What are modular digital experience platforms?
Digital experience platforms (DXP) come in two flavors: integrated DXPs and modular DXPs. The latter became a lot more attractive by recent developments, such as the API economy and the Jamstack. This article aims to give you a clear view of the difference between integrated- and modular DXPs and why modular DXPs are on the rise.
Digital experience platforms
According to Gartner a digital experience platform is an integrated set of technologies, based on a common platform, that provides a broad range of audiences with consistent, secure and personalized access to information and applications across many digital touchpoints.
A digital experience platform (DXP) is an integrated set of technologies, based on a common platform, that provides a broad range of audiences with consistent, secure and personalized access to information and applications across many digital touchpoints Gartner
DXPs are an evolution of the content management system (CMS). With a CMS content editors were able to write content for websites, without having to write HTML or code. Over time, more and more features got added to the original CMS. The customer journey and digital experience became important, which resulted in the addition of personalization features. Content needed to be reused across multiple channels and the term multi-channel was born. The last step in the evolution to the DXP was the ability to provide an integrated and connected digital experience to the customer. This meant not only sharing content across channels, but to have a holistic view of the customer and to personalize across channels (Omnichannel).
Integrated digital experience platforms
Integrated or traditional digital experience platforms offer all the DXP functionality as a single, integrated solution. This has some benefits. You only have to buy a single tool that offers a lot of features out of the box. Integrated DXPs also have the opportunity to offer seamless integration between the features and show a consistent UI to content editors and marketeers. The downside of having all these features in a single solution is that it's impossible for a DXP to specialize in all of these features.
From a technical perspective, integrated DXPs usually have a head. This means that the DXP is not only responsible for the data, but also takes care of presenting the HTML to the visitor. As a result, you are dependent on the DXPs choice of technology.
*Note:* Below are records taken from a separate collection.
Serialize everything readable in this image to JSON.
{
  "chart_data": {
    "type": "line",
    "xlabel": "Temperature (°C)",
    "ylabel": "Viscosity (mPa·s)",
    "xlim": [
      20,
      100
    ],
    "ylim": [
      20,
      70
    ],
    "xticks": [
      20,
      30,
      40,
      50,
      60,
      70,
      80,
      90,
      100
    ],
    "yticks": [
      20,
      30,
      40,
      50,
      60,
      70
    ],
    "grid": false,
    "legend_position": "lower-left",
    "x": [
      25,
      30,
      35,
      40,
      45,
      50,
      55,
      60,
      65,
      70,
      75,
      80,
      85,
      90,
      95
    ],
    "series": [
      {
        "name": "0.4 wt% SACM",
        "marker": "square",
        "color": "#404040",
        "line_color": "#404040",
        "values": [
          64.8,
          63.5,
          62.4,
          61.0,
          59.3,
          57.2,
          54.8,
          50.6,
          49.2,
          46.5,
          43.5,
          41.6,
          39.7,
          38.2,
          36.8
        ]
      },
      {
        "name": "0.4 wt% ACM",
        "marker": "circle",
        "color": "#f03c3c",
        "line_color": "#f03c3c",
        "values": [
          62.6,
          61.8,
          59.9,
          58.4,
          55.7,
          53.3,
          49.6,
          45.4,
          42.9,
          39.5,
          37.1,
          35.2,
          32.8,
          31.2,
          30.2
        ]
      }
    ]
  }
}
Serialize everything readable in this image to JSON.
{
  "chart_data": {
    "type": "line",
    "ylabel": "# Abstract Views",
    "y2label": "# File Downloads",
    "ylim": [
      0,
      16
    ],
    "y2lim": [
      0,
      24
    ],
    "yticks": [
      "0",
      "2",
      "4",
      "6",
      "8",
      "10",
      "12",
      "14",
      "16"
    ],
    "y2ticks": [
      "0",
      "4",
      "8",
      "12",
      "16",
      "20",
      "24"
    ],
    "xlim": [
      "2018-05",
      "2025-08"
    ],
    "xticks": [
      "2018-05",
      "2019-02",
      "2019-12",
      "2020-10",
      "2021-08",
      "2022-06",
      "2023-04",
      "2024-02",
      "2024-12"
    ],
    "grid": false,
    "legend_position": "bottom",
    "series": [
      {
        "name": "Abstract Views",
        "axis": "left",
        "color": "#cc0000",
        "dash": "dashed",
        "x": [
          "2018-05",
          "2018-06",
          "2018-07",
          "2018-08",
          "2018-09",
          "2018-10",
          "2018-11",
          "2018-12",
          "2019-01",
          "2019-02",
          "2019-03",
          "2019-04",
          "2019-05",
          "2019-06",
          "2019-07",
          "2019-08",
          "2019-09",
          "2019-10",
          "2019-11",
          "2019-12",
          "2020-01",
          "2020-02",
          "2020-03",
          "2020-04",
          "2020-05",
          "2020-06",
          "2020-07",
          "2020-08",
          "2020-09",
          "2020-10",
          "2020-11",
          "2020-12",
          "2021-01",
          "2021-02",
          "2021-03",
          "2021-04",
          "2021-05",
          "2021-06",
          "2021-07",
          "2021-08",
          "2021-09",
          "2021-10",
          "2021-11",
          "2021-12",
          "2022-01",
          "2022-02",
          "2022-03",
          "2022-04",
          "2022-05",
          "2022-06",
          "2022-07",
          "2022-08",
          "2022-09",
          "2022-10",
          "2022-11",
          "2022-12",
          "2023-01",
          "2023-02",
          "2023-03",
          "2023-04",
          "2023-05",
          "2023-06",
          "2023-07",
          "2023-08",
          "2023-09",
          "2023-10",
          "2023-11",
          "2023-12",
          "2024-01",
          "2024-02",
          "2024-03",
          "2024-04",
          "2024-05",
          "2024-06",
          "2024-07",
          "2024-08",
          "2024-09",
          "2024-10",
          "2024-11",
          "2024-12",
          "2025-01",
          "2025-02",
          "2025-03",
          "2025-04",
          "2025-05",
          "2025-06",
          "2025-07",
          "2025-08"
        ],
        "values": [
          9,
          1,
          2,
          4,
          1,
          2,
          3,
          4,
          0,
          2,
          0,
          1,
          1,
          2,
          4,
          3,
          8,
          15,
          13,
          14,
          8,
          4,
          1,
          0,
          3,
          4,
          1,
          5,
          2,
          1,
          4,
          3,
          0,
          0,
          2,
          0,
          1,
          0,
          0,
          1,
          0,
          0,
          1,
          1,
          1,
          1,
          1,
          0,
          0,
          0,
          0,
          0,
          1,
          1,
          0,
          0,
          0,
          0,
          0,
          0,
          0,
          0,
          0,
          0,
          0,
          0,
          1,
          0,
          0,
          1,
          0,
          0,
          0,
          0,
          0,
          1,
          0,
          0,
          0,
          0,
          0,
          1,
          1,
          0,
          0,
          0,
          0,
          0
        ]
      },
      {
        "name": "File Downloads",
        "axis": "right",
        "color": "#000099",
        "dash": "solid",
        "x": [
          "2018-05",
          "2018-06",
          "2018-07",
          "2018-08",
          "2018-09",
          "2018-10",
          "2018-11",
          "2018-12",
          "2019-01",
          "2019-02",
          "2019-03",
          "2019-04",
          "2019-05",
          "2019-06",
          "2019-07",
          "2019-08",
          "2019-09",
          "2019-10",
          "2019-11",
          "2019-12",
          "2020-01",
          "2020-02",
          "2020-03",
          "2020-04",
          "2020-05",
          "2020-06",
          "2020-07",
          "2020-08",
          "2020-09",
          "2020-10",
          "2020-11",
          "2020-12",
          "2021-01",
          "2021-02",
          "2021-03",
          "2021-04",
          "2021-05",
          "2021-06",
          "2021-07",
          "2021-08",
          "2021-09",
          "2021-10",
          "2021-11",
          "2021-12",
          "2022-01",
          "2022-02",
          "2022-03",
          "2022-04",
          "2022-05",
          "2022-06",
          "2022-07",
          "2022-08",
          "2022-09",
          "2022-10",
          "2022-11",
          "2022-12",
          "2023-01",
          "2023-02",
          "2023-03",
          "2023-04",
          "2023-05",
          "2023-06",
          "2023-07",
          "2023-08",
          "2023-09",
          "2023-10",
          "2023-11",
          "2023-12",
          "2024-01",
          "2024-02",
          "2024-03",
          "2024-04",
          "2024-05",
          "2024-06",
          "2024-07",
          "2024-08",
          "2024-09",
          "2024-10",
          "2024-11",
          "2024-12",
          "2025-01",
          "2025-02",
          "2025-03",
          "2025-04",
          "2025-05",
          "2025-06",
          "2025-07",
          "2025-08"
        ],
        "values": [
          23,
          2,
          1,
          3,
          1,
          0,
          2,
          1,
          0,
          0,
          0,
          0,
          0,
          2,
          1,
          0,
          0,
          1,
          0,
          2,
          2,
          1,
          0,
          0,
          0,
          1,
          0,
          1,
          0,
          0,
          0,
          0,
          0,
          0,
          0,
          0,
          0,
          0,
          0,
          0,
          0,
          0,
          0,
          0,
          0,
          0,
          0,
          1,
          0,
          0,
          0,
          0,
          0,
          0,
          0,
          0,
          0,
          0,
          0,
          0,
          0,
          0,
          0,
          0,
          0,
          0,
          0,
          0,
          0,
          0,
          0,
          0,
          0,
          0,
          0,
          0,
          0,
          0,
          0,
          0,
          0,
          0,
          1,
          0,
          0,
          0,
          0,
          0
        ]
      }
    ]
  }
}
The upside of this is that there is usually guidance on how to implement common scenarios and a lot of architectural and design decisions have already been made by the DXP vendor.
Modular digital experience platforms
Modular digital experience platforms are a best-of-breed approach to DXPs. Instead of having an all-in-one platform, you pick different services and integrate them yourself. Many companies are already using certain tools and services and would like to keep using them instead of the Out-of-the-box (OOTB) services offered by the DXP. We have seen customers using an integrated DXP and running into limitations of OOTB services, slowly swapping them out and end up using the DXP as a really expensive CMS. In these cases it might be better to go for best-of-breed approach from the start.
The best-of-breed approach allows you to pick the services that best fit your needs and to only pay for the services you use. You are no longer dependent on the DXP vendor for new features and innovation. This results in a more agile solution, where its easier to apply new trends and innovation by adding or replacing individual services.
Because of the monolithic nature of many integrated DXPs, we have seen the integrated DXP approach lead to scalability issues. Often there is a limit to the scalability of these integrated platforms and scaling requires a lot of resources, making it very costly. A modular approach using Software as a Service (SaaS) services greatly reduces the required infrastructure. Combining this with Jamstack technology can make this solution even more scalable.
API economy and Jamstack: Best of breed V2
With a modular DXP approach you will have to pick the services yourself, think of services such as a Content Management System (CMS), a Customer Data Platform (CDP), Marketing Automation, etc. The image below gives an example of a service selection that could be used for an e-commerce shop.
As you can see, there can be quite some services involved. The service landscape can be daunting and we advice you to find an experienced partner that can help you find the services that best fit your case.
GraphCMS has a nice community-curated service catalog: https://buildyourdxp.com
Modular DXP all the things?
There is a lot of appeal to a modular DXP, especially from a technical and cost perspective. It gives you a lot of flexibility and freedom, cost efficient scaling and best of class performance. So why not use it for every project that requires a DXP? We think convenience is the key here. With the modular approach you will need to investigate and make a lot of functional and technical decisions yourself. If scalability and performance are not your top priority and if you are fine with following the DXP vendor when it comes to marketing trends and features, an integrated DXP is still the easy bet.
Another thing to keep in mind is the ability to visually modify the layout of the site. Being able to change the website layout using a What-You-See-Is-What-You-Get (WYSIWYG) editor is a standard feature in integrated DXPs. Most headless CMSs allow for in-context editing, but we are yet to come across one that offers the same rich experience. If content editors and marketeers need to be able to visually change entire page layouts and components without involving front-end development, an integrated DXP still makes more sense.